5 Consequently, these tests tend to yield fewer breakpoints that reflect only changes in the intercept and/or the regression coefficients. Additionally, there are other issues related with the comparability of these tests with Zeileis et al. approach. For example, if we applied the Quandt Likelihood Ratio test, we would lose the potential breakpoints at the beginning of the sample (associated with major devaluations in some countries), as the conventional choice is to trim 15% of the observations from each end of the sample. However, the results of the QLR test are available under request.
6 We use the open codes for the R system included in strucchange and fxregime packages. Available at: http://CRAN.R-project.org/ and http://R-Forge.R-project.org/.
7 The use of weekly –instead of monthly– data is proper in this case, as there are daily events that generate abnormal returns. When structural changes are present in the data, the literature uses high frequency data because of the higher power of the statistical tests. Morse (1984) examines this issue for security returns and argues: “The return effect of a shift in the coefficients is accentuated when a lower frequency is used. The increased bias and variance for monthly data occur because the structural shift operates for a longer period. No direct comparisons of t-statistics can be made because of the bias, but Type II errors would be more likely with monthly data if no adjustments were made for the bias caused by the shift in the coefficients” (Morse, 1984: 616 ).

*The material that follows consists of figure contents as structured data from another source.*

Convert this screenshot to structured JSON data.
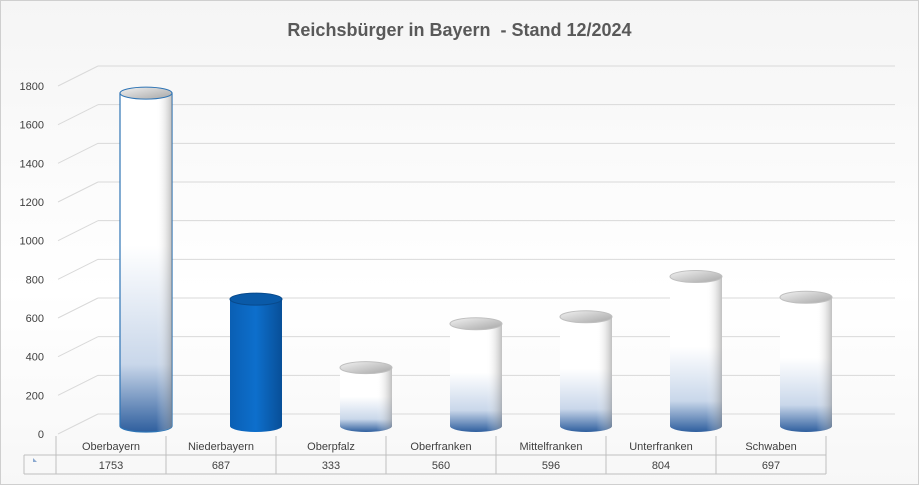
{
  "chart_data": {
    "type": "bar",
    "title": "Reichsbürger in Bayern  - Stand 12/2024",
    "categories": [
      "Oberbayern",
      "Niederbayern",
      "Oberpfalz",
      "Oberfranken",
      "Mittelfranken",
      "Unterfranken",
      "Schwaben"
    ],
    "values": [
      1753,
      687,
      333,
      560,
      596,
      804,
      697
    ],
    "highlighted_category": "Niederbayern",
    "ylim": [
      0,
      1800
    ],
    "yticks": [
      0,
      200,
      400,
      600,
      800,
      1000,
      1200,
      1400,
      1600,
      1800
    ],
    "grid": true,
    "data_table": true,
    "colors": {
      "bar_light": "#ffffff",
      "bar_gradient_bottom": "#2f5f9e",
      "bar_highlight": "#0a5fb4",
      "bar_outline_oberbayern": "#2e74b5",
      "gridline": "#d9d9d9",
      "title": "#595959"
    }
  }
}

8 According to the authors, the causes of the relative stability achieved in this period are: a) the exchange rate controls over cross-border financial transactions, implemented since March, 2002; b) the systematic intervention in the exchange market since Roberto Lavagna assumed as head of the Ministry of Economy; c) the decision to oblige Argentine exporters to liquidate export receivables over USD 1 million at the Central Bank, which enormously contributed to increase foreign reserves.
9 The Monetary Program was officially announced in June, 2003. It consisted of three quantitative monetary goals: a minimum level for foreign reserves, and a maximum level for net domestic assets and for broad monetary base.

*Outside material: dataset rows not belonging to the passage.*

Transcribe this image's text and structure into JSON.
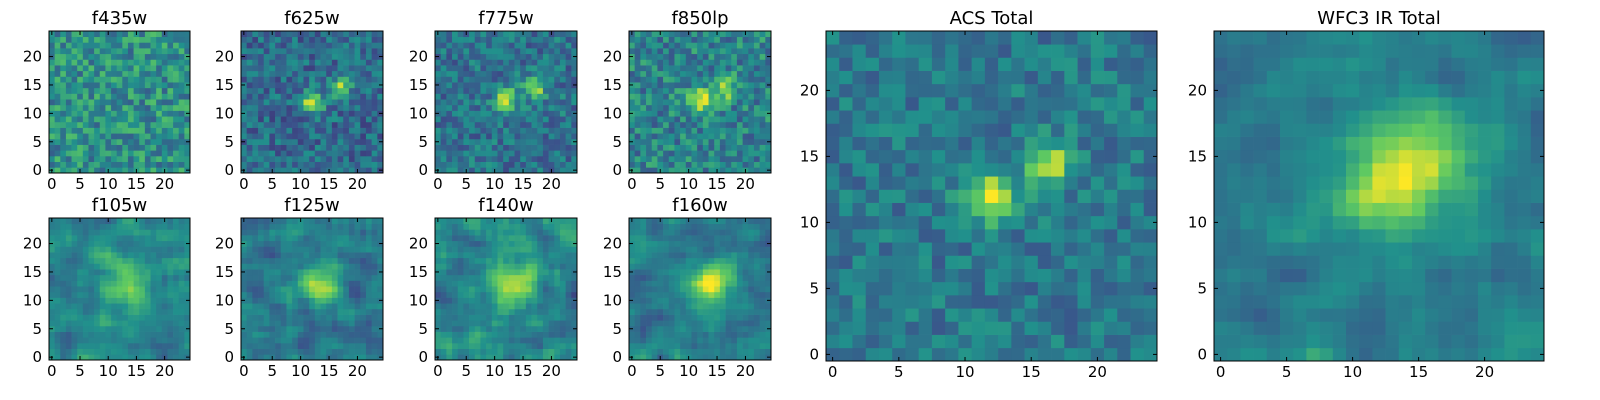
{
  "figure": {
    "colormap": "viridis",
    "colors": [
      "#440154",
      "#3b528b",
      "#21918c",
      "#5ec962",
      "#fde725"
    ]
  },
  "chart_data": [
    {
      "type": "heatmap",
      "title": "f435w",
      "xlim": [
        0,
        24
      ],
      "ylim": [
        0,
        24
      ],
      "xticks": [
        0,
        5,
        10,
        15,
        20
      ],
      "yticks": [
        0,
        5,
        10,
        15,
        20
      ],
      "grid": false,
      "sources": [],
      "noise": 0.4,
      "base": 0.5,
      "smooth": false
    },
    {
      "type": "heatmap",
      "title": "f625w",
      "xlim": [
        0,
        24
      ],
      "ylim": [
        0,
        24
      ],
      "xticks": [
        0,
        5,
        10,
        15,
        20
      ],
      "yticks": [
        0,
        5,
        10,
        15,
        20
      ],
      "grid": false,
      "sources": [
        {
          "x": 12,
          "y": 12,
          "amp": 0.6,
          "sigma": 1.3
        },
        {
          "x": 17,
          "y": 14.5,
          "amp": 0.5,
          "sigma": 1.2
        }
      ],
      "noise": 0.32,
      "base": 0.35,
      "smooth": false
    },
    {
      "type": "heatmap",
      "title": "f775w",
      "xlim": [
        0,
        24
      ],
      "ylim": [
        0,
        24
      ],
      "xticks": [
        0,
        5,
        10,
        15,
        20
      ],
      "yticks": [
        0,
        5,
        10,
        15,
        20
      ],
      "grid": false,
      "sources": [
        {
          "x": 12,
          "y": 12.5,
          "amp": 0.6,
          "sigma": 1.3
        },
        {
          "x": 17,
          "y": 14.5,
          "amp": 0.55,
          "sigma": 1.2
        }
      ],
      "noise": 0.32,
      "base": 0.38,
      "smooth": false
    },
    {
      "type": "heatmap",
      "title": "f850lp",
      "xlim": [
        0,
        24
      ],
      "ylim": [
        0,
        24
      ],
      "xticks": [
        0,
        5,
        10,
        15,
        20
      ],
      "yticks": [
        0,
        5,
        10,
        15,
        20
      ],
      "grid": false,
      "sources": [
        {
          "x": 12,
          "y": 12.5,
          "amp": 0.45,
          "sigma": 1.5
        },
        {
          "x": 16.5,
          "y": 14.5,
          "amp": 0.45,
          "sigma": 1.3
        }
      ],
      "noise": 0.38,
      "base": 0.45,
      "smooth": false
    },
    {
      "type": "heatmap",
      "title": "f105w",
      "xlim": [
        0,
        24
      ],
      "ylim": [
        0,
        24
      ],
      "xticks": [
        0,
        5,
        10,
        15,
        20
      ],
      "yticks": [
        0,
        5,
        10,
        15,
        20
      ],
      "grid": false,
      "sources": [
        {
          "x": 13,
          "y": 13,
          "amp": 0.3,
          "sigma": 3.5
        }
      ],
      "noise": 0.28,
      "base": 0.45,
      "smooth": true
    },
    {
      "type": "heatmap",
      "title": "f125w",
      "xlim": [
        0,
        24
      ],
      "ylim": [
        0,
        24
      ],
      "xticks": [
        0,
        5,
        10,
        15,
        20
      ],
      "yticks": [
        0,
        5,
        10,
        15,
        20
      ],
      "grid": false,
      "sources": [
        {
          "x": 13,
          "y": 12.5,
          "amp": 0.42,
          "sigma": 2.5
        }
      ],
      "noise": 0.3,
      "base": 0.4,
      "smooth": true
    },
    {
      "type": "heatmap",
      "title": "f140w",
      "xlim": [
        0,
        24
      ],
      "ylim": [
        0,
        24
      ],
      "xticks": [
        0,
        5,
        10,
        15,
        20
      ],
      "yticks": [
        0,
        5,
        10,
        15,
        20
      ],
      "grid": false,
      "sources": [
        {
          "x": 14,
          "y": 12.5,
          "amp": 0.35,
          "sigma": 3
        }
      ],
      "noise": 0.32,
      "base": 0.45,
      "smooth": true
    },
    {
      "type": "heatmap",
      "title": "f160w",
      "xlim": [
        0,
        24
      ],
      "ylim": [
        0,
        24
      ],
      "xticks": [
        0,
        5,
        10,
        15,
        20
      ],
      "yticks": [
        0,
        5,
        10,
        15,
        20
      ],
      "grid": false,
      "sources": [
        {
          "x": 13,
          "y": 12.5,
          "amp": 0.45,
          "sigma": 2.5
        },
        {
          "x": 16,
          "y": 14.5,
          "amp": 0.3,
          "sigma": 2.5
        }
      ],
      "noise": 0.25,
      "base": 0.4,
      "smooth": true
    },
    {
      "type": "heatmap",
      "title": "ACS Total",
      "xlim": [
        0,
        24
      ],
      "ylim": [
        0,
        24
      ],
      "xticks": [
        0,
        5,
        10,
        15,
        20
      ],
      "yticks": [
        0,
        5,
        10,
        15,
        20
      ],
      "grid": false,
      "sources": [
        {
          "x": 12,
          "y": 12,
          "amp": 0.55,
          "sigma": 1.4
        },
        {
          "x": 16.5,
          "y": 14.5,
          "amp": 0.5,
          "sigma": 1.2
        }
      ],
      "noise": 0.26,
      "base": 0.4,
      "smooth": false
    },
    {
      "type": "heatmap",
      "title": "WFC3 IR Total",
      "xlim": [
        0,
        24
      ],
      "ylim": [
        0,
        24
      ],
      "xticks": [
        0,
        5,
        10,
        15,
        20
      ],
      "yticks": [
        0,
        5,
        10,
        15,
        20
      ],
      "grid": false,
      "sources": [
        {
          "x": 12,
          "y": 12.5,
          "amp": 0.38,
          "sigma": 2.5
        },
        {
          "x": 15.5,
          "y": 15,
          "amp": 0.35,
          "sigma": 2.8
        }
      ],
      "noise": 0.22,
      "base": 0.42,
      "smooth": true
    }
  ]
}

10 The Real jumped from 1.21 to 1.52 in January, to 1.90 BRL/USD in March.
11 Until 1998, the IMF compiled the de jure exchange rate arrangements from national sources in its Annual Report on Exchange Arrangements and Exchange Restrictions. Since 1998, in response to criticism that there were significant differences between de jure and de facto policies, the IMF shifted to compiling unofficial data and started to publish its own de facto classification, available on http://www.imf.org/external/NP/mfd/er/index.aspx . We compare our de facto indicator with the IMF classification because, unlike others, it has various categories (not only fixed-floating) and it is up to date.
12 The Central Bank of Chile also intervened in 2001 and 2002, but the amounts were not significant.